In the mayhem of BBD Bagh, it is near impossible to spot Ruth & Co. Between one bubbling cauldron of tea and another of steaming rice on the narrow sidewalk, one has to cut through the stream of pedestrians to reach it. Peary Mohan Soor (now Sur) started a shop in Radhabazar, where he sold scientific instruments, paper, survey instruments... This was 1848. Later, he shifted to BBD Bagh East. His aim was to sell instruments to British construction companies such as Martin Burn and to the British government. The name of the shop — Ruth is a Biblical character — was carefully chosen. Peary Mohan wanted to impress his British clientele not only by giving his shop an English name, he also employed an English-speaking sales force, says Somnath, the fifth generation Sur who runs the shop today along with his son Soumyajit.

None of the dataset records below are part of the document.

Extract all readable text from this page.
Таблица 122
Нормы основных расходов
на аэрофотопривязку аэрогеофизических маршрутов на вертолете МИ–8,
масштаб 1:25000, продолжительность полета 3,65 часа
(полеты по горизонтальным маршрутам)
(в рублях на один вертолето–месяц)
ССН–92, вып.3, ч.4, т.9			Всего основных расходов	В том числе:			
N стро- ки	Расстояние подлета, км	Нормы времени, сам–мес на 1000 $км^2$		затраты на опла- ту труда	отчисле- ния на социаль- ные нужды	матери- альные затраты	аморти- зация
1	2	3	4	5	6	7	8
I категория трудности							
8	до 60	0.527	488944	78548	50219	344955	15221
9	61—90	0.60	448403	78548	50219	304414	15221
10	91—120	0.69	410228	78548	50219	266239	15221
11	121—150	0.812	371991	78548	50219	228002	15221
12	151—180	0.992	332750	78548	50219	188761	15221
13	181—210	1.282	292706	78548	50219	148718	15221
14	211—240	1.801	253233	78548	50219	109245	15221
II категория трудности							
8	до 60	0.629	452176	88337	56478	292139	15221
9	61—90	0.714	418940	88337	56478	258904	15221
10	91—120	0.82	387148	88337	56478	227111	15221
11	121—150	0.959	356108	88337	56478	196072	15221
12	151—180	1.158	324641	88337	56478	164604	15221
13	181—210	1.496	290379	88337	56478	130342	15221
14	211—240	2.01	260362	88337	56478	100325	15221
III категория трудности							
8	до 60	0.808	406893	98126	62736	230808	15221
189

J.S. Mohamedally in Chowringhee

The Mohamedally family belongs to the Dawoodi Bohra community and was advised by their spiritual leader Dai-al Mutlaq Sydena to move to Calcutta from Gujarat to start their business. Jeewajee Sheikh came to Calcutta in 1908 and opened his first shop in 1909 on Armenian Street, which later shifted to Radhabazar and thereafter to Chowringhee. Says Hassan Sheikh Esmail Bhai, a fourth-generation member of the family, “Textile remains our business, we used to sell imported textiles from British mills and later switched to cloth from Indian mills during the Swadeshi movement. Today, we have imported stuff alongside desi material.” The large 2,000-square-feet shop is a busy, busy space.